06 de fevereiro, 2010 

empadi

o sol voltou e me deu uma baita vontade de comer empadinhas - não sei se foi um desejo de grávida, ou capricho de aniversariante. então eu pedi pra minha mãe me ensinar a prepará-las. a primeira lição veio antes mesmo da aula: empadinha gostosa se faz com banha, não com manteiga. a banha foi comprada no supermercado, num pacote de 1 kg. usamos 500g (fizemos duas receitas de massa) e o resto foi congelado.

manus

a massa é simplíssima de fazer; fica pronta em 5 minutos e aí é só preparar as forminhas de empadas (sem untar). enquanto minha mãe cuidava dessa parte, o forno preaqueceu e eu fiz os recheios: palmito com um pouco de tomate (e a água do palmito, pra dar mais sabor) e frango desfiadinho com tomilho e ervilha. daí, recheamos as empadinhas, não esquecendo de colocar uma azeitona sem caroço no meio do recheio.

azeito

pra tampar as empadas, é só pegar um pouco de massa, abrir na palma da pão, colocar sobre a forminha e tirar os excessos. pincelar com uma gema de ovo e levar pro forno: uns 35 minutos, até a massa ficar dourada. a parte mais complicada é tirar as empadinhas das formas, porque a massa é bem quebradiça. mas com calma (é bom esperar a empadinha esfriar), com jeitinho, tudo dá certo. as empadinhas podem ser reaquecidas no forno, ou comidas frias mesmo - nos dois casos, receberam nota 10 dos comensais.

frango

Empadinhas (rende cerca de 30, eu fiz 2 receitas para a quantidade de recheio especificada)

Massa:
- 500 g de farinha
- 250 g de banha
- 125g de manteiga
- 1 ovo
Misturar a farinha, a banha em pedaços e a manteiga e acrescentar o ovo.
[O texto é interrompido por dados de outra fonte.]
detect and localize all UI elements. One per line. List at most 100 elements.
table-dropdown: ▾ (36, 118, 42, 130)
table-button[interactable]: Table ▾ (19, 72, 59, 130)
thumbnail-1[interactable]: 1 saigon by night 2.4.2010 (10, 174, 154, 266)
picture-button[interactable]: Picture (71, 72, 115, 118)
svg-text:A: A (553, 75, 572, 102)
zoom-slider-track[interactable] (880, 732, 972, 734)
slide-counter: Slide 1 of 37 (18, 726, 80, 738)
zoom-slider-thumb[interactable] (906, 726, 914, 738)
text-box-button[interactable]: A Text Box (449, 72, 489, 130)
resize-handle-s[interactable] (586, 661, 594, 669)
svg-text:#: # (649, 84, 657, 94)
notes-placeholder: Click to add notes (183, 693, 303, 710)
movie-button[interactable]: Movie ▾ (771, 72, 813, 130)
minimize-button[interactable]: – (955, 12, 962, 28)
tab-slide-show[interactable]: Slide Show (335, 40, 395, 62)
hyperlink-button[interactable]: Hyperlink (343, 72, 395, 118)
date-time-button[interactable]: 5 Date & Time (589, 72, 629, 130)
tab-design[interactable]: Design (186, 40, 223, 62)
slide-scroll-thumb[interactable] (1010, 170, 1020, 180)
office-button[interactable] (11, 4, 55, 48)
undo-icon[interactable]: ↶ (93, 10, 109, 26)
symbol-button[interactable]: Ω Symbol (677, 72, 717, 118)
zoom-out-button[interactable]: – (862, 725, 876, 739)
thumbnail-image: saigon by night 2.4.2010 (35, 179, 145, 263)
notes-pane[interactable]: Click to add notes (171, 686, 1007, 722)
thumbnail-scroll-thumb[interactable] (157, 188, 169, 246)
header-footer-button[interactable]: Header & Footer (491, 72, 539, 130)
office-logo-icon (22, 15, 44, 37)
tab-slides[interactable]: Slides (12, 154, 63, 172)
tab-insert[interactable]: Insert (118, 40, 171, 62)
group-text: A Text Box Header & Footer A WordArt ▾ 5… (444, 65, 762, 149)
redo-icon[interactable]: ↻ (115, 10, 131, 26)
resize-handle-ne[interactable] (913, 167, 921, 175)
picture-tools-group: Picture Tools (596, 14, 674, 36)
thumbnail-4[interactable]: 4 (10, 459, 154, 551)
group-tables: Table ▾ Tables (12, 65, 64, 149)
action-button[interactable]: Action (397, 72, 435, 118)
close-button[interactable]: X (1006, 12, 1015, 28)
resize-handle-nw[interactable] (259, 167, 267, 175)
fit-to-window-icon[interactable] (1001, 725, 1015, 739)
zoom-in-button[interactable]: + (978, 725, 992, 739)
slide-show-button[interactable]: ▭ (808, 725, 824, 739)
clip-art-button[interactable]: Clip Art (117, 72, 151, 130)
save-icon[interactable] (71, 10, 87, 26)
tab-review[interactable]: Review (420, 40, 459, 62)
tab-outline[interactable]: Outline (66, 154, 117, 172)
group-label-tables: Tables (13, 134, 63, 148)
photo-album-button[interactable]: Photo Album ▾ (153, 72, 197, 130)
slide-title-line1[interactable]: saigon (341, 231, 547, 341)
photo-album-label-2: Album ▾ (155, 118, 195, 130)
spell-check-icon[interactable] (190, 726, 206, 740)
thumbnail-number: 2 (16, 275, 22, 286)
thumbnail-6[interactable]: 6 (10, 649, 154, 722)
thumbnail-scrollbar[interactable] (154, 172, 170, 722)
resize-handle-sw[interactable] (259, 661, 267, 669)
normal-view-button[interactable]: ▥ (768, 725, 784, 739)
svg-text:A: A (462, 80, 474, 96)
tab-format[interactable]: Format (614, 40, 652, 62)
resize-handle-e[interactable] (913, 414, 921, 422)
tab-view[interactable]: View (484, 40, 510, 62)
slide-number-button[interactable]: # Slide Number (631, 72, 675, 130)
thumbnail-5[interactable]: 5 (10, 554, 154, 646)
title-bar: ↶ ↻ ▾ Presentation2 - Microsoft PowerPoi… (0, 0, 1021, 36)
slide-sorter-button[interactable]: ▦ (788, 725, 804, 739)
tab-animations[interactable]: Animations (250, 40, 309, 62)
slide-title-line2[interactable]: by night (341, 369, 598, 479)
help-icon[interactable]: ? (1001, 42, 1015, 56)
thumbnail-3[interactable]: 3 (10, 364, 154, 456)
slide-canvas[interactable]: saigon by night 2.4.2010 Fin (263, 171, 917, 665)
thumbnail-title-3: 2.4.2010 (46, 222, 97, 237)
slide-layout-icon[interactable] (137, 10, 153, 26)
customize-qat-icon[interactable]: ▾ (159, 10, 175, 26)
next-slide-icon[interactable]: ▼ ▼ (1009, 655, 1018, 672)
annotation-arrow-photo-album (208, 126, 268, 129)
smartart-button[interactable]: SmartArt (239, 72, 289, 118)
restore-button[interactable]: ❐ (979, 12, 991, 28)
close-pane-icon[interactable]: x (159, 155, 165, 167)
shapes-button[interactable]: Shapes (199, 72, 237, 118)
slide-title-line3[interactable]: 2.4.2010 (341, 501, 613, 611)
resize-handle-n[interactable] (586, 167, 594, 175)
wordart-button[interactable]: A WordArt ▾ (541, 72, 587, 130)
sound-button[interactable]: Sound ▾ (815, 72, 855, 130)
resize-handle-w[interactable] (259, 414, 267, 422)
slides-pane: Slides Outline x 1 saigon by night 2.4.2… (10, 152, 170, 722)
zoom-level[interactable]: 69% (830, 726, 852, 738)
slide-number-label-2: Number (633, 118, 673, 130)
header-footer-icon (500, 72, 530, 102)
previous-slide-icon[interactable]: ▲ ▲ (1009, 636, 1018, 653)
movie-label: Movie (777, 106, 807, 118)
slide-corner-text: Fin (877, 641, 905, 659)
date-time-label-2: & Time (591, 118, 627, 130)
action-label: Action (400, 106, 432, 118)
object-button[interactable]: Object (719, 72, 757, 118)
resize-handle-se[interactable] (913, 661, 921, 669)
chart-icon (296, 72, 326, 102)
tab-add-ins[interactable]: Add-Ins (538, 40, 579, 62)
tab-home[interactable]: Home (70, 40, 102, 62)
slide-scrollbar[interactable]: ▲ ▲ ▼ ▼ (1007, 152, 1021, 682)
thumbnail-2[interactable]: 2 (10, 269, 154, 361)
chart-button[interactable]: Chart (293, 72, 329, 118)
Se a massa estiver mole demais, acrescentar um pouco de farinha e deixar na geladeira por 30 minutos (coberta com filme plástico).

Azeitona da empada:
- calcule uma azeitona pequena e sem caroço pra cada empada (eu usei azeitonas petas)

Recheio de palmito:
- 400 g palmito em conserva bem picado
- 1 cebola bem picada
- 3 tomates bem maduros sem pele nem sementes, picados
- 1 colher de sopa de salsinha e cebolinha bem picadas
- 3 colheres de sopa de farinha de trigo
- água do palmito em conserva
- 1/ 2 xícara de leite
- sal e pimenta do reino a gosto
Numa panela, aquecça um pouco de azeite e fritar as cebolas. Quando estiverem transparentes, acrescente o tomate, o palmito e misture bem. Adicione a água do palmito, teste o sal e coloque a farinha misturada no leite. Mexa até que a mistura fique encorpada. Acrescente a salsinha e a cebolinha, corrija o tempero, tire do fogo e deixe esfriar.

Recheio de frango:
- 1 peito de frango cozido na palena de prssão com 1 cebol, louro, tomilho e água
- 1 cebola bem picada
- 1/2 lata de ervilha
- 3 colheres de sopa de farinha de trigo
- 1 xícara de leite
- sal e pimenta do reino e noz moscada a gosto
Desfie o frango cozido e misture ao molhinho que se formou na panela de pressão. Numa panela, aqueça um pouco de azeite e frite as cebolas. Quando estiverem transparentes, acrescete o frango e a ervilha e misture bem. Adicione a farinha miasturada no leite. Mexa até que a mistura fique encorpada. Corrija o tempero, tire do fogo e deixe esfriar.

Preparo das empadinhas:
Com as mãos, pegue um pouco da massa e vá forrnado as forminhas - não precisa ficar muito grossa, o sfucinete para a amssa não quebrar. Coloque uma colher de chá do recheio e a azeitona, pegue m pouco de massa, abra na palma da mão e faça uma tampa redonda e coloque sobre a empada. Corte os excessos e peincele com gema de ovo. Asse as empadas em forno praquecido a 250 graus por cerca de 35 minuto, até que estejam douradas.